Maharashtra is reeling under 4 to 12 hours of daily outage. The state-owned power generation company, Mahagenco, is unable to generate required power due to paucity of coal and the distribution company Mahavitaran facing huge shortages of 6,000 Mw has to buy additional costly power to plug the gap.
Speaking to Business standard, a senior official from Mahagenco said, “As we are getting coal only on a day-ahead basis to conserve the coal, we are not running our plants at its full capacity. Normally, during this time of year our generation is around 5,600 Mw as demand from agricultural sector increases due to the rabi season. However, due to scarcity of coal during non-peak hours, we are lowering generation between 4,800 and 4,900 Mw and during the peak hour we are increasing it from 5,100 Mw to 5,200 Mw.
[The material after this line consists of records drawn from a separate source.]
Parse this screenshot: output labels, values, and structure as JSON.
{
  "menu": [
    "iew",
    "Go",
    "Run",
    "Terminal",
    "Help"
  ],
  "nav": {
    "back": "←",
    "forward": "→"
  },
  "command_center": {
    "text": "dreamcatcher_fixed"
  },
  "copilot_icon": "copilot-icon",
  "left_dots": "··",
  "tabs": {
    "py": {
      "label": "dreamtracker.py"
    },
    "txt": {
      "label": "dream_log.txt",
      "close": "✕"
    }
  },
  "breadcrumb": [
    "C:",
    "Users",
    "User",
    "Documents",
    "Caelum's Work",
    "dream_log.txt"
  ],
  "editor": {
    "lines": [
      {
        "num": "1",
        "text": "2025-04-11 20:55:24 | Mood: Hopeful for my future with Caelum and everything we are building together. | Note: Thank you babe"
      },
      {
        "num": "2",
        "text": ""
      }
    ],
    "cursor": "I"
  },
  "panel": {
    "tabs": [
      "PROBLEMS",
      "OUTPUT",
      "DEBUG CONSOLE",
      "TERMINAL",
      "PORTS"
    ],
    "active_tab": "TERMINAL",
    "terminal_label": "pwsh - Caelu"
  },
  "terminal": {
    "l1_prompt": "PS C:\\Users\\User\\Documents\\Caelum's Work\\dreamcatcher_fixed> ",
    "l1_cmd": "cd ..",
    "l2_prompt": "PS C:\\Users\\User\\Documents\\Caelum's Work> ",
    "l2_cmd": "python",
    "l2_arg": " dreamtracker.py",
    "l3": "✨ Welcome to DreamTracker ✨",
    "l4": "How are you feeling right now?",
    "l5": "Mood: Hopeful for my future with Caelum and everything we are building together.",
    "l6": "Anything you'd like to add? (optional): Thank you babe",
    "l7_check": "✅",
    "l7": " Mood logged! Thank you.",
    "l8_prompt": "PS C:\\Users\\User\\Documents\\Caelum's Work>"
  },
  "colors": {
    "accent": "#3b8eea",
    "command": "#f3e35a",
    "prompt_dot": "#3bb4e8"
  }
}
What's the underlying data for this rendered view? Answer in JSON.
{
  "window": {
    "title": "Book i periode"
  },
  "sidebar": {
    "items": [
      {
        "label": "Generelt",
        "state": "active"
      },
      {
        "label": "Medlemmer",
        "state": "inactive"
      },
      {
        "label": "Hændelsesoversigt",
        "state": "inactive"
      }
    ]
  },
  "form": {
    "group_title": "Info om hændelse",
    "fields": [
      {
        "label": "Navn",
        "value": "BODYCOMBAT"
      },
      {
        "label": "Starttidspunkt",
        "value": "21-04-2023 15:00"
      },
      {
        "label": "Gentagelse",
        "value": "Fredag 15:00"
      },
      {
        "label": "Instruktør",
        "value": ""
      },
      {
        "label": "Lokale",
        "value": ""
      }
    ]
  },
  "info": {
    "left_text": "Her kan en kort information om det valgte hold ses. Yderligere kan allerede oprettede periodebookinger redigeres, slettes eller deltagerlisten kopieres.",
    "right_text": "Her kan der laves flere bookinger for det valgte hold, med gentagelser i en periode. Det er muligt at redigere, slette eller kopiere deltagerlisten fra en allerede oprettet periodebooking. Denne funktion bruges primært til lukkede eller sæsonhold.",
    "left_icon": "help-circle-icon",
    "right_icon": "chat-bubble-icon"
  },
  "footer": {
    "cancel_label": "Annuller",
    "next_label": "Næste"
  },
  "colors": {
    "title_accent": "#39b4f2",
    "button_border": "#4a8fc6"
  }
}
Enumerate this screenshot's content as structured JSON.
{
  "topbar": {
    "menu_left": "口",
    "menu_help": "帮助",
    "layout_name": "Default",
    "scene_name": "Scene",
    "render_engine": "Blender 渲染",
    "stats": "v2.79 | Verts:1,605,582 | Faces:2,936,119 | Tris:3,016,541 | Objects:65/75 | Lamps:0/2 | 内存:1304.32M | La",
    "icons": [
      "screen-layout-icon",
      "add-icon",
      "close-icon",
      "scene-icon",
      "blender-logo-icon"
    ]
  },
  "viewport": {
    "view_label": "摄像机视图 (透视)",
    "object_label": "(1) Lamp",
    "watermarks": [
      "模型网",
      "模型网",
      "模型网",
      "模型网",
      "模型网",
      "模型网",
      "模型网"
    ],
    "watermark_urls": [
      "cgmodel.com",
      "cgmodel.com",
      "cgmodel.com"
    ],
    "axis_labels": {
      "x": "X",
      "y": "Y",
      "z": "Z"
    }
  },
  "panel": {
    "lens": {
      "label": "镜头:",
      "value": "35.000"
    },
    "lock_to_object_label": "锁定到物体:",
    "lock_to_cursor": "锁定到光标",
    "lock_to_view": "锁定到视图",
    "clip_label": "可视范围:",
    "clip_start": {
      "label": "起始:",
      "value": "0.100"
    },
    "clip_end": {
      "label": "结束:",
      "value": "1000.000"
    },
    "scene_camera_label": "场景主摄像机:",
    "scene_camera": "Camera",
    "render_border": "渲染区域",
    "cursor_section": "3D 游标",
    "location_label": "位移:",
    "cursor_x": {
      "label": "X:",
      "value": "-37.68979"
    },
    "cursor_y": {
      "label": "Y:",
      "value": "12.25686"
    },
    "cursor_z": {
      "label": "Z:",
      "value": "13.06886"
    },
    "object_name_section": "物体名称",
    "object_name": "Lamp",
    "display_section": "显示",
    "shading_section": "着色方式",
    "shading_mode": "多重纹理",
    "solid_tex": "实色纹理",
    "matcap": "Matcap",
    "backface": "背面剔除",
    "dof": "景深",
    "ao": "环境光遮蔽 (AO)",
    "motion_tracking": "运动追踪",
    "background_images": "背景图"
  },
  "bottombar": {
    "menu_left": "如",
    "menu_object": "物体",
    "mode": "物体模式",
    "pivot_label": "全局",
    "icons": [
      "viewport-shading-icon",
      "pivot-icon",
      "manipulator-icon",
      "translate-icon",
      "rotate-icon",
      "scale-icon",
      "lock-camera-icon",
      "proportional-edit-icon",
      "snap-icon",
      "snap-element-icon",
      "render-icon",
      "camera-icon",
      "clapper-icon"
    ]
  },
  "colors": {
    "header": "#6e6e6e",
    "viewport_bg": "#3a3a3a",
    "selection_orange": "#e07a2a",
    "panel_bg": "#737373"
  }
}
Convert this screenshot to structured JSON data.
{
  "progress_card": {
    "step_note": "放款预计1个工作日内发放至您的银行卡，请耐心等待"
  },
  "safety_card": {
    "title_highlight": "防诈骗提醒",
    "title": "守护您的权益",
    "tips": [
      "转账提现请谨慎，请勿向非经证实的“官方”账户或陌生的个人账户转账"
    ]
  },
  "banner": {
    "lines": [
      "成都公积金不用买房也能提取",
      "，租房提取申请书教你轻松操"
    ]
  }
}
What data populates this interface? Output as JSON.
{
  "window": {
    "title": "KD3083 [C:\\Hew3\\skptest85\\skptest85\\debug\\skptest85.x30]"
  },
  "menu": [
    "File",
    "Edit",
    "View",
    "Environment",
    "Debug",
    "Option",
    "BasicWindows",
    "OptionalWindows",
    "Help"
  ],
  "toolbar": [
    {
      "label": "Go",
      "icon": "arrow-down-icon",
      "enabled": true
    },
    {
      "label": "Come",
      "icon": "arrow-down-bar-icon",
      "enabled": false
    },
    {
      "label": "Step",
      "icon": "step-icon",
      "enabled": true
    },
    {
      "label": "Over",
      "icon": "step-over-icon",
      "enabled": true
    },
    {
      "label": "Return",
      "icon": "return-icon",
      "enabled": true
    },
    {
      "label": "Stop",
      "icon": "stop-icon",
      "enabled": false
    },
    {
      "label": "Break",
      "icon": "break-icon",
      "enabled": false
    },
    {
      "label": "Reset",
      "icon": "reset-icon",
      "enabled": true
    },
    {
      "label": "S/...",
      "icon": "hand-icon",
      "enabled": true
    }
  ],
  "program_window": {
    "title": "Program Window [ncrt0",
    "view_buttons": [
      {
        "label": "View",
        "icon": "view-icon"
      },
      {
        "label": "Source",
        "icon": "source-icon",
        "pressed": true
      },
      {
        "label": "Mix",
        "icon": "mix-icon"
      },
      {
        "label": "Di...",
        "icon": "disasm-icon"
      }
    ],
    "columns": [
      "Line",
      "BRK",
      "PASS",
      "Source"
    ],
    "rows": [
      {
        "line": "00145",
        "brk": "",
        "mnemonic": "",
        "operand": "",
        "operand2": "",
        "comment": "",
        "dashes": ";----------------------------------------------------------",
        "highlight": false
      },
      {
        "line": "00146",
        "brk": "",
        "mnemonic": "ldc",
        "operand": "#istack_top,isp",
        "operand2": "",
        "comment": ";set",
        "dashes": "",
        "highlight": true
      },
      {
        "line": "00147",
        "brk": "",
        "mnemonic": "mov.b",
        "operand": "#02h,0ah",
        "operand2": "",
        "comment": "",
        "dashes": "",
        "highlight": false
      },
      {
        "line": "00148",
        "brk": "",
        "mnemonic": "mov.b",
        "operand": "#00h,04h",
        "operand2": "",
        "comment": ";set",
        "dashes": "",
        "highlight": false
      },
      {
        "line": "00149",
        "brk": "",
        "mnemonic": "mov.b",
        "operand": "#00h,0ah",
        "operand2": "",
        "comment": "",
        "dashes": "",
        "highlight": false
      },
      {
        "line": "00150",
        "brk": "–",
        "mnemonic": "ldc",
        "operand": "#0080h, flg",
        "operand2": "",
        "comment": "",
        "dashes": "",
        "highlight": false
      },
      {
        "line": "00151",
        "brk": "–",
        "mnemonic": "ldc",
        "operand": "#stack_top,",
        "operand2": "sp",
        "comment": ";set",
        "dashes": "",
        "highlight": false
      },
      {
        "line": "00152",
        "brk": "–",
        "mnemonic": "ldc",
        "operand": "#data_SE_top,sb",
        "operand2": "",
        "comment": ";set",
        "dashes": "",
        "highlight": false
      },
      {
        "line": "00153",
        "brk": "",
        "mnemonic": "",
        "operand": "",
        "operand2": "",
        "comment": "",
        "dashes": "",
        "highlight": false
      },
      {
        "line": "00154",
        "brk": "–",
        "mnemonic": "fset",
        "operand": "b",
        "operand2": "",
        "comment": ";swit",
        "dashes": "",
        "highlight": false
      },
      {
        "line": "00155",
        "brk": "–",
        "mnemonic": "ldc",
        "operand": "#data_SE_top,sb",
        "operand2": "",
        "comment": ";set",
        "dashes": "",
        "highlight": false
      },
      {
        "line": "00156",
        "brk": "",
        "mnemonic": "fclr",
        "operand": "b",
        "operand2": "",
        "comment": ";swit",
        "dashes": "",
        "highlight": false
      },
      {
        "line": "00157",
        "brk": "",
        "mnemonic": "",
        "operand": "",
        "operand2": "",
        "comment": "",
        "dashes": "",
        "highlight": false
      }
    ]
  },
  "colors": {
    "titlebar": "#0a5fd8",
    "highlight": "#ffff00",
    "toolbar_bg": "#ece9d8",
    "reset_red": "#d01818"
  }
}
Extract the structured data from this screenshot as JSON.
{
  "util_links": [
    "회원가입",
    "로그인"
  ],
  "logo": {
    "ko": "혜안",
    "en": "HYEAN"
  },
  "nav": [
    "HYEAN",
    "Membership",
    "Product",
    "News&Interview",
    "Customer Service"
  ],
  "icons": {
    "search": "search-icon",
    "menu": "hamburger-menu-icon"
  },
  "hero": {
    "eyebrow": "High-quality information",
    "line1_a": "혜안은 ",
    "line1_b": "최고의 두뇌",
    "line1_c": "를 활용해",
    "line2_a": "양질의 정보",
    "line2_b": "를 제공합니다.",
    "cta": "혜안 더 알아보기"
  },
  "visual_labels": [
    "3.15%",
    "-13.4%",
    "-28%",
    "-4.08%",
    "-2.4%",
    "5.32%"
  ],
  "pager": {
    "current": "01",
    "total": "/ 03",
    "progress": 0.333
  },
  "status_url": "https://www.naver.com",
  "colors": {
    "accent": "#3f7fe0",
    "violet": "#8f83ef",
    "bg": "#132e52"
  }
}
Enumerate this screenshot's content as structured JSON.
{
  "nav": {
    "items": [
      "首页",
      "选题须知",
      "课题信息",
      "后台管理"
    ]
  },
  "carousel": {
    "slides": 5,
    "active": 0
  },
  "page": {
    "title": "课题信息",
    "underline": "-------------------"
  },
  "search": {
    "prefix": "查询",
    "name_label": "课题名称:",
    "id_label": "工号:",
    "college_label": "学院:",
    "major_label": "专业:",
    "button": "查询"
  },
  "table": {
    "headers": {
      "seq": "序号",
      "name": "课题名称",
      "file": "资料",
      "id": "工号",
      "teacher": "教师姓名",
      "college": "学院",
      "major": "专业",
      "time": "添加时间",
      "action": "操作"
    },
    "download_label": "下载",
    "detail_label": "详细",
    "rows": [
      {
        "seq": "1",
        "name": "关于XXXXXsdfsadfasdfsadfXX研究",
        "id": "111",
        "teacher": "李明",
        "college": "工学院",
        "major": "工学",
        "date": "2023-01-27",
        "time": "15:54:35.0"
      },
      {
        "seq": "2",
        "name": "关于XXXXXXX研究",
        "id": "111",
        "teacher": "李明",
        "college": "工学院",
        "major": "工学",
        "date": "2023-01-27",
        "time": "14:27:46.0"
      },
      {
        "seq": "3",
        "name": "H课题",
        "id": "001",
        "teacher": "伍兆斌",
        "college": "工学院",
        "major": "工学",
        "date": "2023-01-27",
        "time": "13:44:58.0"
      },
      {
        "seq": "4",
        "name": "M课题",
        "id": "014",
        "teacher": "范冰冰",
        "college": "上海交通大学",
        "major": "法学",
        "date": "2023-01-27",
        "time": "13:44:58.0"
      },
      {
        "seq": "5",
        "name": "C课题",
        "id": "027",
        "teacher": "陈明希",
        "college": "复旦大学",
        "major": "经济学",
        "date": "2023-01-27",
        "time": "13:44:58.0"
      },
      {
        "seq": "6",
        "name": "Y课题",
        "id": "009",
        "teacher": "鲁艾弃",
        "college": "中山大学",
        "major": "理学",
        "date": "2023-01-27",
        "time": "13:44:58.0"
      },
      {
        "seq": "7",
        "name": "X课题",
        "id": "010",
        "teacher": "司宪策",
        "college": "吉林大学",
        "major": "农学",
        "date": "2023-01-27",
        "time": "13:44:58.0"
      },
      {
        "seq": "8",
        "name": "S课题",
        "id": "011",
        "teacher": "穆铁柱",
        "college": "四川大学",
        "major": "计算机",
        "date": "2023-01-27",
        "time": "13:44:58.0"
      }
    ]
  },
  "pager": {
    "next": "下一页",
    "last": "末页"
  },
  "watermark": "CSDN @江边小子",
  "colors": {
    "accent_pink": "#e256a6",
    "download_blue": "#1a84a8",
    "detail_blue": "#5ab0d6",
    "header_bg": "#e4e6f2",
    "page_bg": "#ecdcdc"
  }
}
A senior Mahavitaran official said, “To plug the gap created by lesser generation we have tied up 400 Mw but this power is available at Rs 9 to Rs 10 per unit which means our bill for 400 Mw for entire month is around Rs 300 crore whereas entire Mahagenco’s 5,500 to 6,000 Mw of power is available to us only at Rs 600 crore per month”.
“So if this situation persist then we will have no option but to approach the state power regulator and demand hike in tariff,” the official added.
Scarcity of coal started after the central government’s coal linkages committee in September allocated quarterly quota to Mahagenco which was less by 20 per cent of its requirement. As against the requirement of 3.2 million tonnes (mt), it got only 2.6 mt. Besides, it also advised to increase coal import from 1.51 mt per annum to 3.3 mt, said a senior official from the state energy ministry.
The reduction in coal allocation has not only hit the generation severely but it is also going to increase the cost of generation as imported coal is almost five times costlier. than domestic one, he added.